While we are waiting for multi-layer transformers to be implemented in GluonTS, you can use this work-around to get a variant of TransformerEstimator supporting arbitrary stack sizes:

from gluonts.model import transformer

class MultilayerTransformerEncoder(transformer.trans_encoder.TransformerEncoder):

    def __init__(self, encoder_length, config, num_layers, **kwargs):
        if 'prefix' in kwargs:
            prefix = kwargs['prefix']
            del kwargs['prefix']
        else:
            prefix = ''

        super().__init__(encoder_length, config, prefix=prefix+'1_', **kwargs)

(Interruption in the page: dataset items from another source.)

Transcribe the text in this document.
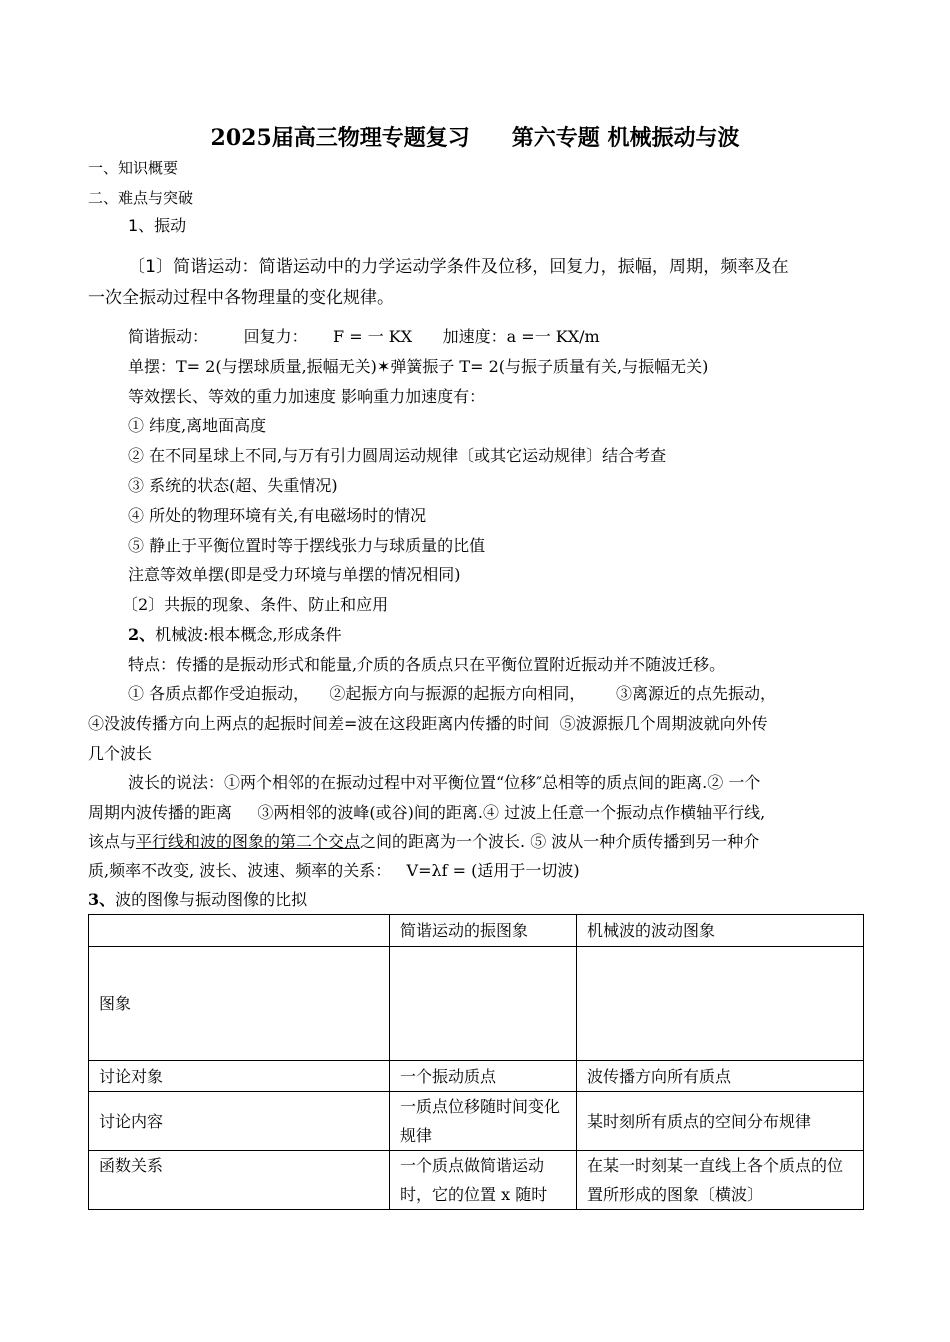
2025届高三物理专题复习 第六专题 机械振动与波
一、知识概要
二、难点与突破
1、振动
〔1〕简谐运动：简谐运动中的力学运动学条件及位移，回复力，振幅，周期，频率及在
一次全振动过程中各物理量的变化规律。
简谐振动：       回复力：     F = 一 KX      加速度：a =一 KX/m
单摆：T= 2(与摆球质量,振幅无关)✶弹簧振子 T= 2(与振子质量有关,与振幅无关)
等效摆长、等效的重力加速度 影响重力加速度有：
① 纬度,离地面高度
② 在不同星球上不同,与万有引力圆周运动规律〔或其它运动规律〕结合考查
③ 系统的状态(超、失重情况)
④ 所处的物理环境有关,有电磁场时的情况
⑤ 静止于平衡位置时等于摆线张力与球质量的比值
注意等效单摆(即是受力环境与单摆的情况相同)
〔2〕共振的现象、条件、防止和应用
2、机械波:根本概念,形成条件
特点：传播的是振动形式和能量,介质的各质点只在平衡位置附近振动并不随波迁移。
① 各质点都作受迫振动，    ②起振方向与振源的起振方向相同，      ③离源近的点先振动，
④没波传播方向上两点的起振时间差=波在这段距离内传播的时间  ⑤波源振几个周期波就向外传
几个波长
波长的说法：①两个相邻的在振动过程中对平衡位置“位移″总相等的质点间的距离.② 一个
周期内波传播的距离     ③两相邻的波峰(或谷)间的距离.④ 过波上任意一个振动点作横轴平行线,
该点与平行线和波的图象的第二个交点之间的距离为一个波长. ⑤ 波从一种介质传播到另一种介
质,频率不改变, 波长、波速、频率的关系：   V=λf = (适用于一切波)
3、波的图像与振动图像的比拟
	简谐运动的振图象	机械波的波动图象
图象		
讨论对象	一个振动质点	波传播方向所有质点
讨论内容	一质点位移随时间变化规律	某时刻所有质点的空间分布规律
函数关系	一个质点做简谐运动时，它的位置 x 随时	在某一时刻某一直线上各个质点的位置所形成的图象〔横波〕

        self.layers = [transformer.trans_encoder.TransformerEncoder(
                encoder_length, config, prefix=prefix+str(i)+'_', **kwargs
            ) for i in range(2, num_layers+1)]
        for layer in self.layers:
            self.register_child(layer)

    def hybrid_forward(self, F, data, *args, **kwargs):

        data = super().hybrid_forward(F, data, *args, **kwargs)
        for layer in self.layers:
            data = layer.hybrid_forward(F, data, *args, **kwargs)
        return data

class MultilayerTransformerDecoder(transformer.trans_decoder.TransformerDecoder):

    def __init__(self, decoder_length, config, num_layers, **kwargs):
        if 'prefix' in kwargs:
            prefix = kwargs['prefix']
            del kwargs['prefix']
        else:
            prefix = ''

        super().__init__(decoder_length, config, prefix=prefix+'1_', **kwargs)

        self.layers = [transformer.trans_decoder.TransformerDecoder(
                decoder_length, config, prefix=prefix+str(i)+'_', **kwargs
            ) for i in range(2, num_layers+1)]
        for layer in self.layers:
            self.register_child(layer)

    def hybrid_forward(self, F, data, *args, **kwargs):

        data = super().hybrid_forward(F, data, *args, **kwargs)
        for layer in self.layers:
            data = layer.hybrid_forward(F, data, *args, **kwargs)
        return data

    def cache_reset(self):

        super().cache_reset()
        for layer in self.layers:
            layer.cache_reset()

class MultilayerTransformerEstimator(transformer.TransformerEstimator):

    def __init__(self, freq: str, prediction_length: int, num_layers: int=1, **kwargs):
        super().__init__(freq, prediction_length, **kwargs)

        assert (
            num_layers > 0
        ), "The value of `num_layers` should be > 0"

        self.encoder = MultilayerTransformerEncoder(
            self.context_length, self.config, num_layers, prefix='enc_'
        )

        self.decoder = MultilayerTransformerDecoder(
            self.context_length, self.config, num_layers, prefix='dec_'
        )

MultilayerTransformerEstimator takes the same arguments as TransformerEstimator, but provides an additional num_layers argument.